Federal and state prosecutors sued the credit rating agency Standard & Poor's this week for allegedly defrauding investors by giving inflated ratings to complex mortgage-backed securities that proved all but worthless after the housing bubble burst. The cases raise difficult questions about the freedom to express an opinion without being held liable if it's wrong. Nevertheless, it's worth exploring whether S&P and its rivals deliberately soft-pedaled how risky those securities were in order to boost their bottom lines.

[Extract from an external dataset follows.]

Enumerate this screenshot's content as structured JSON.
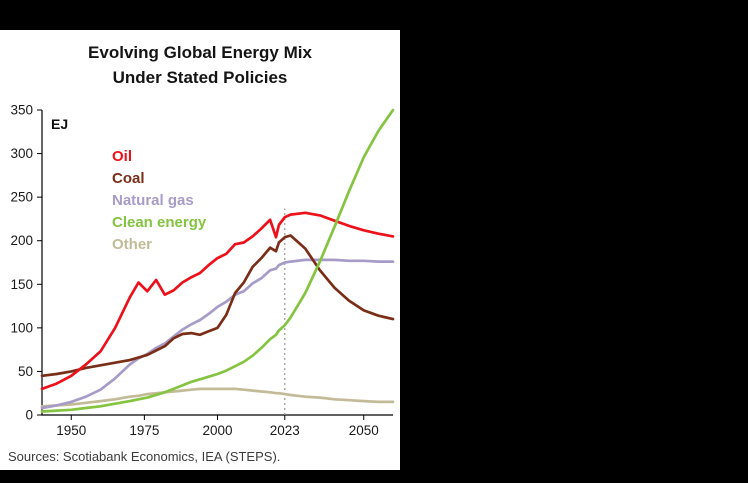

There's plenty of blame to go around for the subprime mortgage meltdown and the subsequent Wall Street collapse, starting with the mortgage brokers and lenders who didn't care about borrowers' ability to repay. But the rating agencies played a particularly important role in pumping up the housing bubble. By giving their top rating to many securities backed by home mortgages, including subprime loans, they enabled more of these investments to be sold. They also encouraged federally insured banks, public pension funds and other taxpayer-backed institutions to sink money into what would become a financial black hole.
On Tuesday, the Justice Department and California Atty. Gen. Kamala Harris announced that they had filed suit against S&P for violating a federal bank fraud law and a state false claims statute. Both alleged that the agency promised independent, objective evaluations but that it in fact used a rating system it knew to be flawed — and which helped S&P's customers sell securities and generated more business for S&P. The agency denied the allegations and argued that it simply expressed an opinion that investors were free to disregard.